Modest rise in housing supply but still well below target level
Study by Property Industry Ireland suggests construction rate failing to meet demand
PII calculates that house completions for the year will only amount to about 14,000, well below the Government’s target of 25,000. Photograph: Alan Betson/The Irish Times
The number of new houses constructed in the State rose by 17 per cent to 3,498 in the second quarter of 2016, according to a report from Property Industry Ireland (PII), the Ibec group representing the sector.
Despite the increase, PII predicts that completions for the year will only amount to about 14,000, well below the Government’s target of 25,000, which is necessary to meet the current level of demand.

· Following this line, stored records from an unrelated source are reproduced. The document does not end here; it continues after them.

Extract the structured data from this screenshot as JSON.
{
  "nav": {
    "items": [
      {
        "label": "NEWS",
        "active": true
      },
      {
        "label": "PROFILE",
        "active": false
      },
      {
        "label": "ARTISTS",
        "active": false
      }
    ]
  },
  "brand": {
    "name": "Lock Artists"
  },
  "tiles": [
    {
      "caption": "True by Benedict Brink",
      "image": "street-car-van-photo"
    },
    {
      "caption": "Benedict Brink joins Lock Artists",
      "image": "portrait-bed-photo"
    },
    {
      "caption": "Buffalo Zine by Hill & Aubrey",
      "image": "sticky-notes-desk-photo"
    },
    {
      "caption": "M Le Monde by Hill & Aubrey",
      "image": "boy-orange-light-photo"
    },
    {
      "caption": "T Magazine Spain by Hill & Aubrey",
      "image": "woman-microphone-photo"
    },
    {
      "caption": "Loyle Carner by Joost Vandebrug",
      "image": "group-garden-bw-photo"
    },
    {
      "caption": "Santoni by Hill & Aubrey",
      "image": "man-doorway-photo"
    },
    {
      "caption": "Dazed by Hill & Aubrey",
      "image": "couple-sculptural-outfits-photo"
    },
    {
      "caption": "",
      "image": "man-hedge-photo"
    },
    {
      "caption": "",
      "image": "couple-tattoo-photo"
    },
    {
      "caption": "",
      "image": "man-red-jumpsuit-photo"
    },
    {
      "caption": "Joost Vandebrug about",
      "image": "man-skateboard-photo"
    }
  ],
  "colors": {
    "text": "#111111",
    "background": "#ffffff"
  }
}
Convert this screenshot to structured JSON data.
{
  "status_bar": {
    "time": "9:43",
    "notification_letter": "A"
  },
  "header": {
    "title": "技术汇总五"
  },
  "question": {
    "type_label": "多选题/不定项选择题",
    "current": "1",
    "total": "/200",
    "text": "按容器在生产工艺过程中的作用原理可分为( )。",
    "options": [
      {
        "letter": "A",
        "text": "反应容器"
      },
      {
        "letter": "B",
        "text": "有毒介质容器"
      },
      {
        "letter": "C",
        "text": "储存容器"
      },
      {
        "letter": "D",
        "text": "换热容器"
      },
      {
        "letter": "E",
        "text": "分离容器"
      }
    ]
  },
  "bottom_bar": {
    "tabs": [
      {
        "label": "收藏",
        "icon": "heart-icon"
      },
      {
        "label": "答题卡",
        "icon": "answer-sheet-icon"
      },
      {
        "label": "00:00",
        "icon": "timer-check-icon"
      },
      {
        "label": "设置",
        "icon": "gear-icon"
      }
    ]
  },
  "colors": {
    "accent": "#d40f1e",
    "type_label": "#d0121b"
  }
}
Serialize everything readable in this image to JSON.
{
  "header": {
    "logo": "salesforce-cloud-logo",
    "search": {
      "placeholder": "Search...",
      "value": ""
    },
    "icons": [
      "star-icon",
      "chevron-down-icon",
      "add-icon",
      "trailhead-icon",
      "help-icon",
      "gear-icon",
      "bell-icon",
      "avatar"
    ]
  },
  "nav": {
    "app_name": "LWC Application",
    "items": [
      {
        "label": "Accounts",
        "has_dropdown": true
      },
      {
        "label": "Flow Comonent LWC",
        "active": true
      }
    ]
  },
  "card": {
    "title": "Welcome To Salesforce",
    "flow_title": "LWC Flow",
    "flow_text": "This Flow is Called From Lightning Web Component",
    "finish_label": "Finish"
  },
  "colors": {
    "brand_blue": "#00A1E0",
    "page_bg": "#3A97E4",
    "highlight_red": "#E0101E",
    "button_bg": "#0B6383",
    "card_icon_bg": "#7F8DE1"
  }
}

The PII’s latest quarterly Property Watch report, compiled in association with AIB and DKM Economic Consultants, indicated that new housing starts increased by 33 per cent, to 3,065. But, again, this was off a low base.
Dublin continued to record the highest level of commencements in Ireland, accounting for 28 per cent of the national total.
The report also noted the level of transactions recorded in the Property Price Register rose to 10,928 in the second quarter, up 19 per cent on a quarterly basis.
Of these transactions, Dublin accounted for just over 30 per cent of the total, while both Carlow and Monaghan accounted for the lowest shares: both were up only 0.8 per cent.
Loan approvals up
The report highlighted a sharp uptick in loan approvals for house purchases, which rose by 58 per cent, while the less numerous top-up/remortgage loan approvals were 60 per cent higher.
While the research pointed to modest annual price rises of 7 per cent nationally and and 5 per cent in Dublin over the previous 12 month, the rental market was exhibiting a much sharper acceleration.
The report pointed to Daft.ie’s analysis for the period, which suggested that rents in Dublin and across the rest of the country rose by 4 per cent during the quarter compared with the previous three months.
“The housing challenge continues as supply edges upwards,” DKM director Annette Hughes said.
The modest growth in house completions to under 3,500 units nationally shows the scale of the housing supply challenge when set against the targets in the Action Plan for Housing and Homelessness, she said.
Ms Hughes said the most worrying trend was the rise in rents, which posed a serious threat to Dublin competitiveness.
In the commercial space, the report pointed to Dublin office vacancy rates falling but with significant variation across regions, while the supply shortage in the Dublin market is expected to continue to push rent up in the second half of the year.
The report also noted that prime rents in Dublin are now the eighth most expensive in Europe.
The IT and pharma and health sectors accounted for the largest proportions of the total commercial take-up, with the five largest deals coming from these sectors.